We had to go shopping yesterday or we and the in-laws would have run out of essential supplies- which In my father-in-law's case means Muller fruit corners. The car was nestled into a sort of a bunker outside the house- and I had to dig it out. Then, when we came home at the end of the afternoon, I had to dig it back in again. The roads round town are dodgy and they haven't gritted the sidestreets since the last fall of snow. They haven't collected the rubbish either. We didn't risk driving down Dot and Eric's street. Ailz parked at the top of it and I carried their groceries the final quarter mile on foot.

I'd been warned we might find the supermarket shelves stripped back to the bare metal. This wasn't the case. Sainsbury's Oldham  had all the essentials. A cheery,  "look at us surviving the blitz" spirit was in evidence. A sales assistant we know by sight proudly told us about her walk to work. Christmas puddings were on sale at 75% off- and I treated us to what would have otherwise been a very expensive one. It gave me vivid dreams. 

Date: 2010-01-08 10:11 pm (UTC)
From: [personal profile] oakmouse
Yay for the bargain Christmas pudding!

The weather is being rather epic here too. We're having temps in the teens Fahrenheit, and people are terrified that the snowstorm predicted for Sunday, with wind chill factors in the below-zero F range, is going to be the Snowpocalypse. The old guard down at the Masonic lodge, though, say this used to be normal in the 1940s and 1950s, and that it's only since some time in the 60s that the winters got milder than this.

I'm enjoying it except for the task of keeping our steps and walk clean of snow, which we have to do as they're so steep that otherwise the mailman won't come up and we can't get down.
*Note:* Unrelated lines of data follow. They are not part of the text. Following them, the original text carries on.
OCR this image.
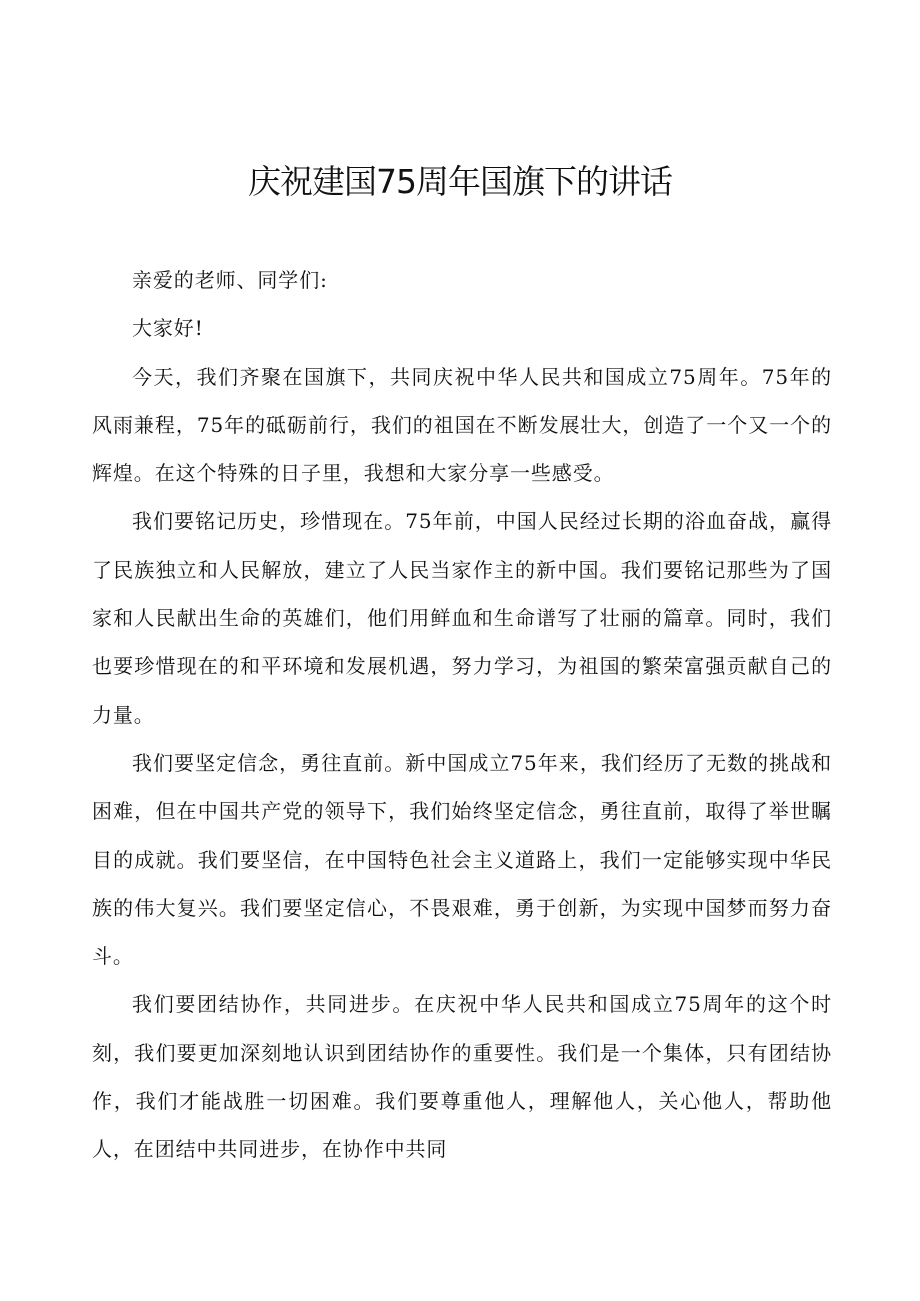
庆祝建国75周年国旗下的讲话

亲爱的老师、同学们:

大家好!

今天，我们齐聚在国旗下，共同庆祝中华人民共和国成立75周年。75年的风雨兼程，75年的砥砺前行，我们的祖国在不断发展壮大，创造了一个又一个的辉煌。在这个特殊的日子里，我想和大家分享一些感受。

我们要铭记历史，珍惜现在。75年前，中国人民经过长期的浴血奋战，赢得了民族独立和人民解放，建立了人民当家作主的新中国。我们要铭记那些为了国家和人民献出生命的英雄们，他们用鲜血和生命谱写了壮丽的篇章。同时，我们也要珍惜现在的和平环境和发展机遇，努力学习，为祖国的繁荣富强贡献自己的力量。

我们要坚定信念，勇往直前。新中国成立75年来，我们经历了无数的挑战和困难，但在中国共产党的领导下，我们始终坚定信念，勇往直前，取得了举世瞩目的成就。我们要坚信，在中国特色社会主义道路上，我们一定能够实现中华民族的伟大复兴。我们要坚定信心，不畏艰难，勇于创新，为实现中国梦而努力奋斗。

我们要团结协作，共同进步。在庆祝中华人民共和国成立75周年的这个时刻，我们要更加深刻地认识到团结协作的重要性。我们是一个集体，只有团结协作，我们才能战胜一切困难。我们要尊重他人，理解他人，关心他人，帮助他人，在团结中共同进步，在协作中共同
But then I work from home and haven't got to commute in it.

Date: 2010-01-09 10:24 am (UTC)
From: [identity profile] poliphilo.livejournal.com
One of the advantages of growing old is that you acquire historical perspective: you've seen it all before and things just don't scare you as much.

Date: 2010-01-09 03:41 pm (UTC)
From: [personal profile] oakmouse
I also grew up in Eastern Washington, where it's normal to have 1 to 3 feet of snow on the ground from sometime in November until sometime in March, where residential streets are not plowed, just sanded, where buses run in spite of the snow, and where overnight lows in the minus degrees Fahrenheit are normal in January and February. I know how to deal with all of this because it's how I spent my first 19 winters.